MEXICO CITY Mexican President Vicente Fox's cancellation of his trip to President Bush's Texas ranch, announced to protest the execution of a Mexican convict in Texas, may have had more to do with his domestic political needs.
The step, while chilling relations with Washington, is expected to help him out with a hostile congress that has blocked his proposals or modified them beyond recognition.
Late Wednesday, hours after Texas put to death a Mexican-American drug smuggler for killing a Dallas police officer, Mr. Fox canceled an Aug. 26-28 trip to four Texas cities and to Mr. Bush's Crawford ranch, where he had planned to push the U.S. president for an immigration accord.
Mr. Fox made the decision even though the execution was a Texas matter over which Mr. Bush had no jurisdiction.

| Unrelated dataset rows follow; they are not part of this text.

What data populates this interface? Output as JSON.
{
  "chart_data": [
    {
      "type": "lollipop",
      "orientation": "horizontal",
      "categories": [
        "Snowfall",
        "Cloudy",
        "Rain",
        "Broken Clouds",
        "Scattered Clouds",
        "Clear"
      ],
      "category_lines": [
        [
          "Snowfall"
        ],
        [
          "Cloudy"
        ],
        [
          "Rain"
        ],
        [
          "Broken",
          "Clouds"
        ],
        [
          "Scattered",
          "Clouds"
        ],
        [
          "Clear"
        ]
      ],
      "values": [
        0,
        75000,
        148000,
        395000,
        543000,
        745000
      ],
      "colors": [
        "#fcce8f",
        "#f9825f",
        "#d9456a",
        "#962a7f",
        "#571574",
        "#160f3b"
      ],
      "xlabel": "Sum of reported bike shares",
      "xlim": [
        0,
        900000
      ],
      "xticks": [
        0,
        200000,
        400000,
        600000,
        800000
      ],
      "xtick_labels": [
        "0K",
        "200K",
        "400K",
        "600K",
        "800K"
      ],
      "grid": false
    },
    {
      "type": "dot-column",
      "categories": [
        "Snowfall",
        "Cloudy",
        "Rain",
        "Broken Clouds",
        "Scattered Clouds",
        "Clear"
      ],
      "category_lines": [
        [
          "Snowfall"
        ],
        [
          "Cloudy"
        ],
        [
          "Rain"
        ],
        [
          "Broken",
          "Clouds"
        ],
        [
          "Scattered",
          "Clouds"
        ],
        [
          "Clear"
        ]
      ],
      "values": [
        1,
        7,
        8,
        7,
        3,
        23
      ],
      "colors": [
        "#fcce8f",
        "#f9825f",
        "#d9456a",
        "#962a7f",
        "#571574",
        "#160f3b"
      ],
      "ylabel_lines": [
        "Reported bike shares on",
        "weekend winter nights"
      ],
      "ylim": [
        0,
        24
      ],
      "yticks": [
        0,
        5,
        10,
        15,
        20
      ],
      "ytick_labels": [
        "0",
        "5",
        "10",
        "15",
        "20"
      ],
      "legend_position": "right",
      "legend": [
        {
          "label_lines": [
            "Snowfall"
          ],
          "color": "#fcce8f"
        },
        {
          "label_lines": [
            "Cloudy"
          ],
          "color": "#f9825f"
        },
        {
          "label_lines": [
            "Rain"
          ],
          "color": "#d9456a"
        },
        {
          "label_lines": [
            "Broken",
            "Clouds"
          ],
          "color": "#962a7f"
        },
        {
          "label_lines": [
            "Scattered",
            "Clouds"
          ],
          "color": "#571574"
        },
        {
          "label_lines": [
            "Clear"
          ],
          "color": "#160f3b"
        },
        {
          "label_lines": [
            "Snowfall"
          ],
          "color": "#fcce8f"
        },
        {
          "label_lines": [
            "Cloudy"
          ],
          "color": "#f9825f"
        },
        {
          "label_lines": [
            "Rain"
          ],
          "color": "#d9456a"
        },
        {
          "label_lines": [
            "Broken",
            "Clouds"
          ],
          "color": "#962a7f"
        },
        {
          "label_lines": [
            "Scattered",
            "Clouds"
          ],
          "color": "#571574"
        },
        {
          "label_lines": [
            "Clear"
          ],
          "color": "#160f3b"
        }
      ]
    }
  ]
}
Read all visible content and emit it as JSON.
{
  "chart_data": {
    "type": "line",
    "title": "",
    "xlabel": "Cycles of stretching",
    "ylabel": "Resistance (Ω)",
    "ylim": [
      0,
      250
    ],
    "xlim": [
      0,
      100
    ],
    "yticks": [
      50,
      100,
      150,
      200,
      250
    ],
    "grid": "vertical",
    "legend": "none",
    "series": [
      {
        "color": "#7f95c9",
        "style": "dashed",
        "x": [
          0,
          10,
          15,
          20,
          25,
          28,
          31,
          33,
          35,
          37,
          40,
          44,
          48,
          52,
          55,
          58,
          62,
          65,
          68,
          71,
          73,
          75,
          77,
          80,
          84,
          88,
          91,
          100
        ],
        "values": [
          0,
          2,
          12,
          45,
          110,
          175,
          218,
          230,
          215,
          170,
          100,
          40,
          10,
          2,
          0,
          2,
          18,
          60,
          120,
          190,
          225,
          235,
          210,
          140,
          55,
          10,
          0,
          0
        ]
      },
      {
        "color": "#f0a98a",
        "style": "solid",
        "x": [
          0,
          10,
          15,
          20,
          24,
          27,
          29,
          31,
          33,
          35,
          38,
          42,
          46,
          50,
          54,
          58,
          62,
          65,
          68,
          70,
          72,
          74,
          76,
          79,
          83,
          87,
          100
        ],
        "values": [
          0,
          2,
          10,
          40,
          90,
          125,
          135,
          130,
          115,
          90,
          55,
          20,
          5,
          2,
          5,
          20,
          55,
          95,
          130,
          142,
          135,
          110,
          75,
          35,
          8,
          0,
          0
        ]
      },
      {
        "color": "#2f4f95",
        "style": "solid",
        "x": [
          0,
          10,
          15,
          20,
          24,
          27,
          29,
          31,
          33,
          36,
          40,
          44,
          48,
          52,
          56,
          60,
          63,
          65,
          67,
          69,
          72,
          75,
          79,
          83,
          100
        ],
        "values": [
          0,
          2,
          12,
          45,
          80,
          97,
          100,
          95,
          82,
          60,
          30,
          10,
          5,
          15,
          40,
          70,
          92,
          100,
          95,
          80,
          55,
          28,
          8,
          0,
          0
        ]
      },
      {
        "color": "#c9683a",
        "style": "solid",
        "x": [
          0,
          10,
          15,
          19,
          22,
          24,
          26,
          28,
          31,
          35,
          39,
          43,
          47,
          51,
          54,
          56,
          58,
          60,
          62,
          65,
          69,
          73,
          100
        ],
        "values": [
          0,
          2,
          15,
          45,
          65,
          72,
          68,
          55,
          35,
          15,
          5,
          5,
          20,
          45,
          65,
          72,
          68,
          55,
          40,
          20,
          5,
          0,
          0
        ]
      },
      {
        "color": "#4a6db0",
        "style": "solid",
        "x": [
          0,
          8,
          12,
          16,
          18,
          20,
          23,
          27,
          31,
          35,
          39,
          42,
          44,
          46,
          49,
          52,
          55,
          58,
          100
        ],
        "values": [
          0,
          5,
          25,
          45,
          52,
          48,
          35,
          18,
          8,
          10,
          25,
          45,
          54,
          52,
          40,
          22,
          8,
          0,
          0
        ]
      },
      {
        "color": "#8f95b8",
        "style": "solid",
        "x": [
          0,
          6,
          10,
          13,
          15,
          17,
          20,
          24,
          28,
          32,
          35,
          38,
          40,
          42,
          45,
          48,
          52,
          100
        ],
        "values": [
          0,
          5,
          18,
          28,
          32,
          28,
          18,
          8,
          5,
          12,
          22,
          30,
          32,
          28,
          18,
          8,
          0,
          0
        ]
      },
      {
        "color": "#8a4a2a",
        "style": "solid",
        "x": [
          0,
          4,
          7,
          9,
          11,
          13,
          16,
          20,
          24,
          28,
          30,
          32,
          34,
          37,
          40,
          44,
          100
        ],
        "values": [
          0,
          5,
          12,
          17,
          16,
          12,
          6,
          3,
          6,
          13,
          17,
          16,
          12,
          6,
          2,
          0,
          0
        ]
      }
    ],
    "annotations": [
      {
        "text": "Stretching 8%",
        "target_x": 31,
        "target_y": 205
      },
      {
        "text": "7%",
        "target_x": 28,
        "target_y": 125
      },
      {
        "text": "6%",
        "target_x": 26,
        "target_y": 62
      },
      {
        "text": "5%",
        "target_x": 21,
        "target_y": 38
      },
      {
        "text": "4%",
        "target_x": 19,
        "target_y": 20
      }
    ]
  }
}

Some Mexican politicians charge that Mr. Bush has lost interest in Mexico since the September 11 attacks and has shifted his foreign policy focus from immigration reform to anti-terror efforts. They also argue that Mr. Fox's cozy ties with the U.S. president have accomplished little south of the border.
"It seems there is much giving, and we get nothing but smiles in return," said Mexican lawmaker Eddie Varon, a member of the formerly ruling Institutional Revolutionary Party. "Things are going to be taken seriously now."
That sentiment is a far cry from the optimism seen on both sides of the border in February 2001, when Mr. Fox and Mr. Bush both newly elected walked like old friends around the pond at Mr. Fox's ranch and talked about ways to ease illegal immigration.